The Steelers traded Holmes because they had Mike Wallace. They released Ward because they had Antonio Brown. Now, with Mike Wallace signing a five-year deal that averages $13 million per season, the next receiver who needs to step up is Emmanuel Sanders. In his three seasons, Sanders is known more for his injuries (especially his fake one) than his big plays.
How much the Steelers miss Wallace depends on Sanders' ability to raise his game. Sanders has outstanding speed. He just doesn't have the numbers.
It's a big void for Sanders to fill. No player in the NFL has more 40-yard receptions since 2009 than Wallace (27), and his 16 touchdown catches of 40 yards or longer are also an NFL high during that span.
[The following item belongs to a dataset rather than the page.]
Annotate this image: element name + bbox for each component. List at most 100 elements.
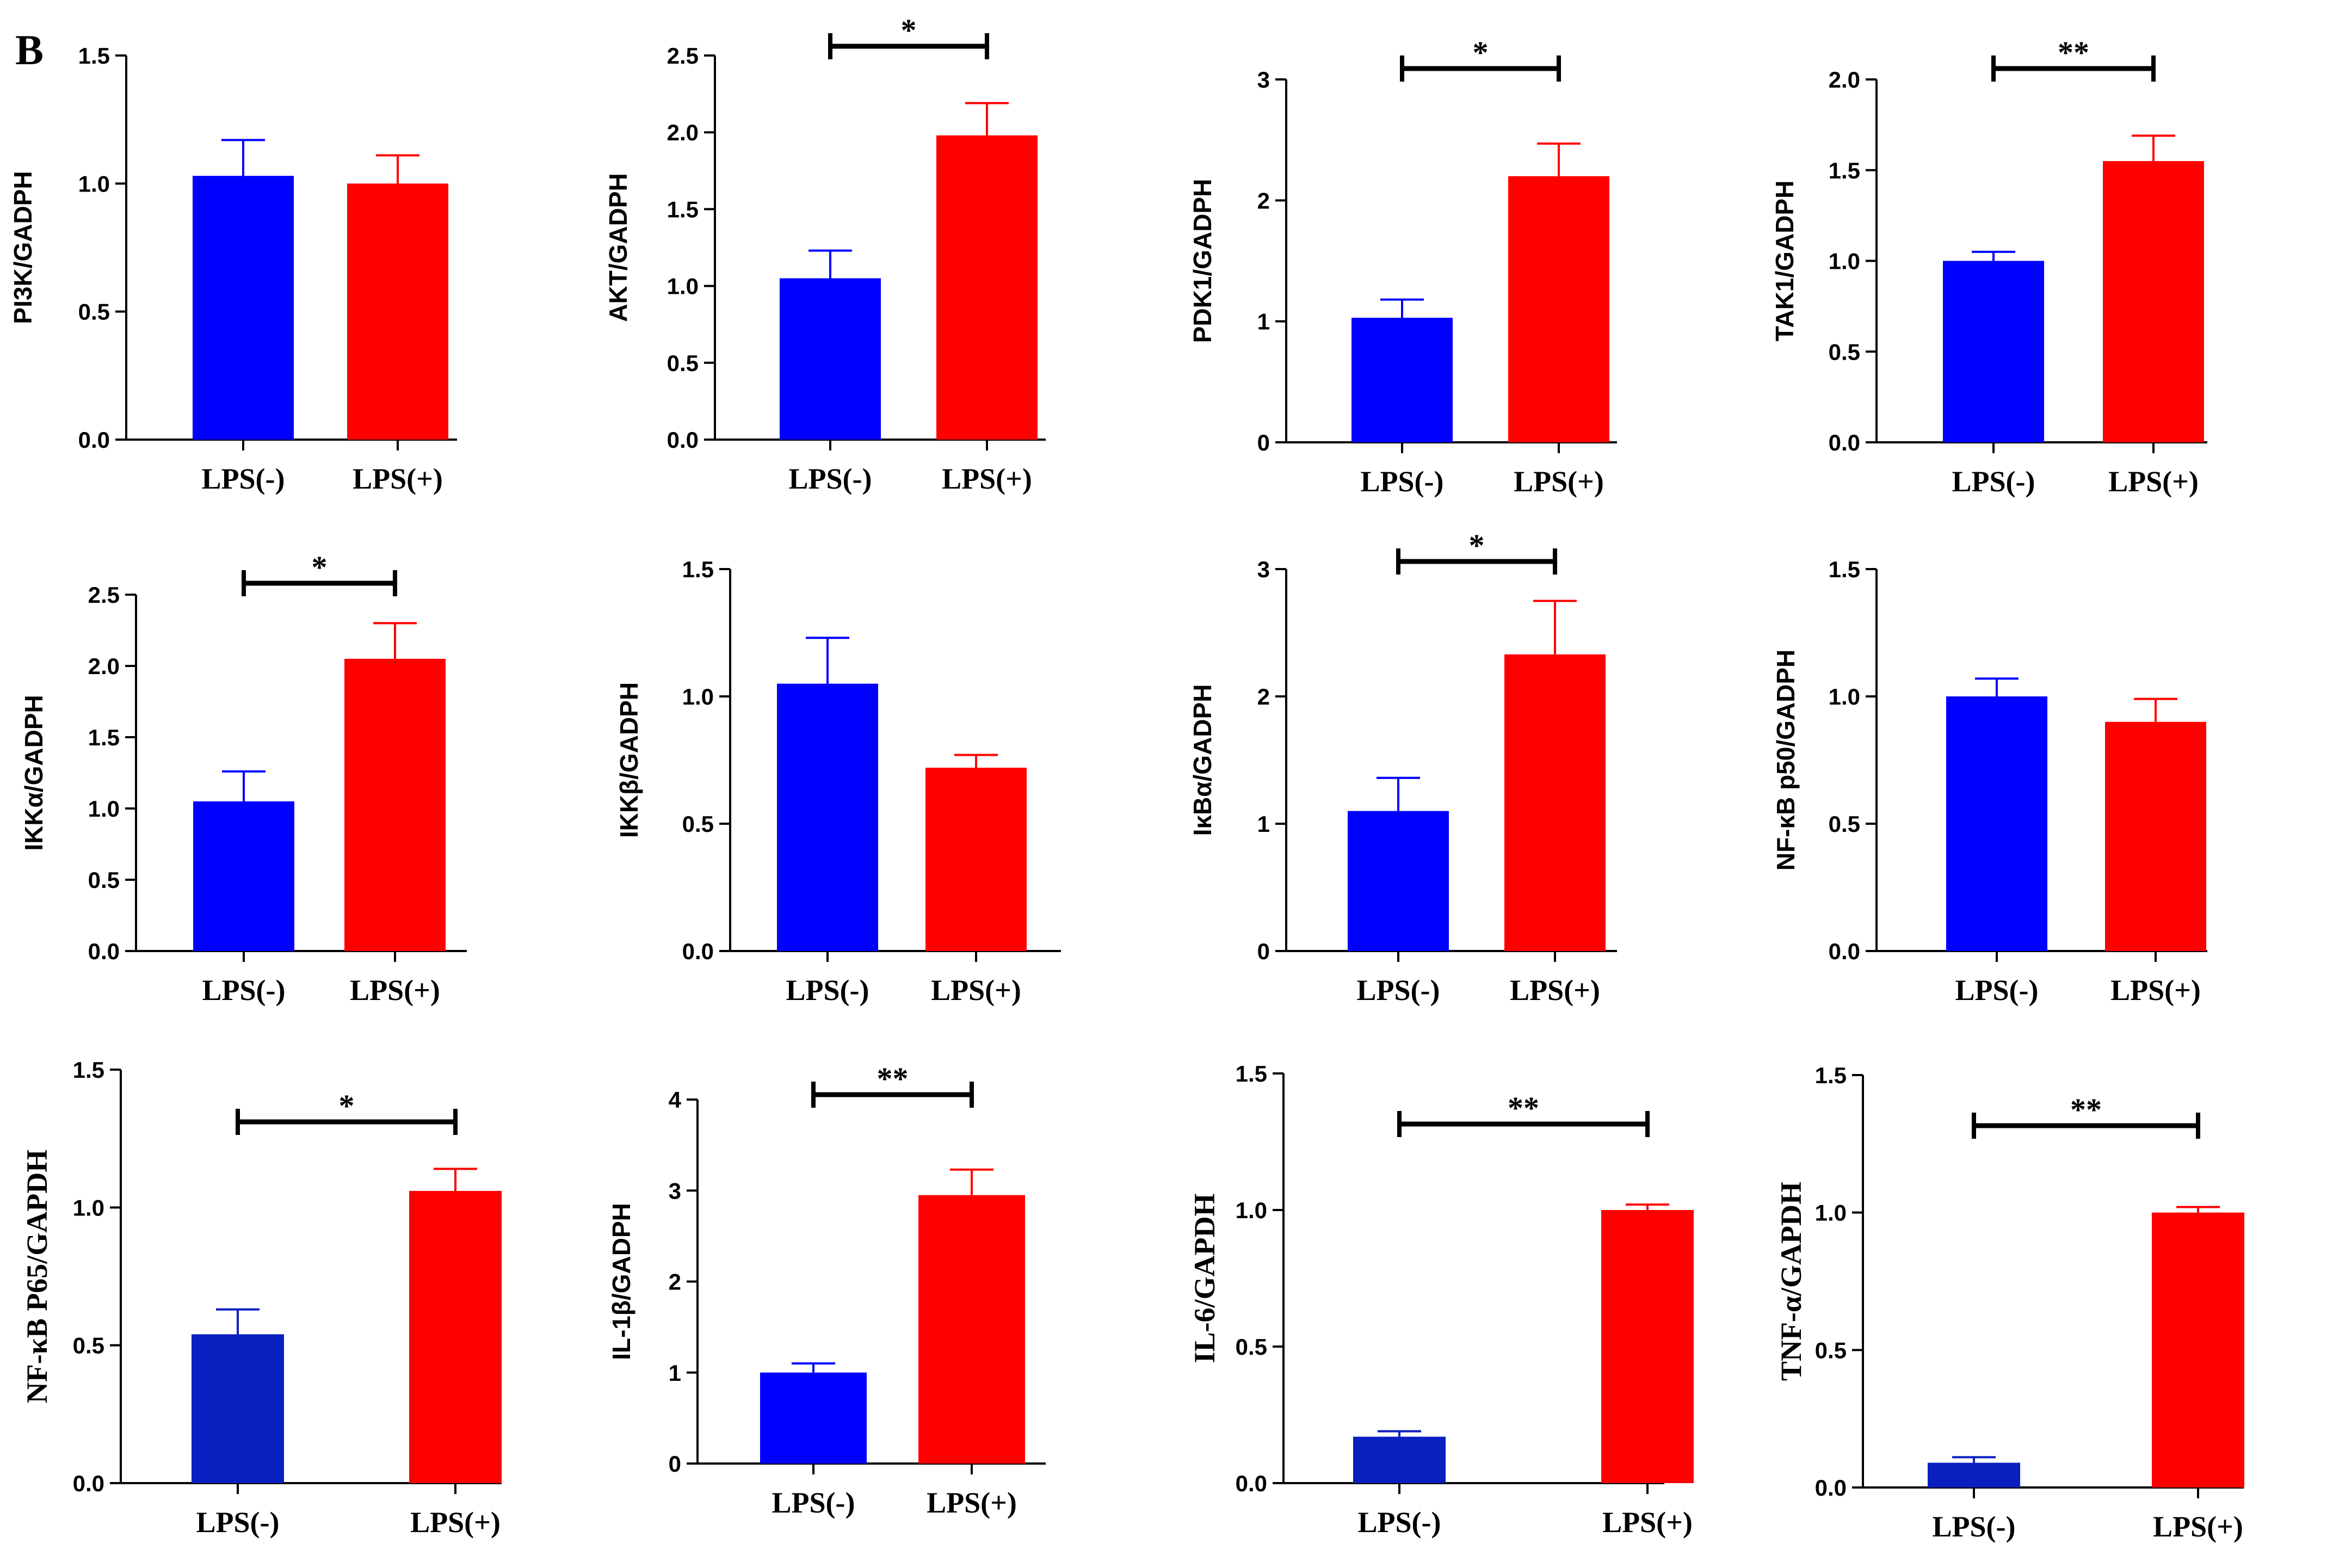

In three seasons, Sanders has 21 catches over 20 yards and none over 40 yards.
Wallace may have been a one-trick pony, as coach Mike Tomlin once called him, but ability to run the deep route always proved valuable. Sanders' best trick so far has been faking a leg cramp to save the Steelers an injury.
There will be more pressure on the Steelers' passing game this year because Wallace isn't the only loss. The status of tight end Heath Miller is uncertain after he tore his ACL in the second-to-last regular-season game.
Yes, there was no way the cap-strapped Steelers had a chance to keep Wallace, even if he agreed to take half of what he got from the Dolphins. And yes, Wallace isn't a great fit for the Steelers' offense if coordinator Todd Haley sticks with the short passing game.
Still, what the Steelers will miss the most about Wallace is the threat of him going deep. Teams couldn't drop a safety down on his side of the field because the Steelers were one deep Ben Roethlisberger pass from a Wallace touchdown.
This is what Pittsburgh loses in going from Wallace to Sanders. They were both third-round picks. They both have speed. But defenses don't fear Sanders like they do Wallace. If defenses don't respect Sanders by the end of the season, the Steelers' passing game will struggle.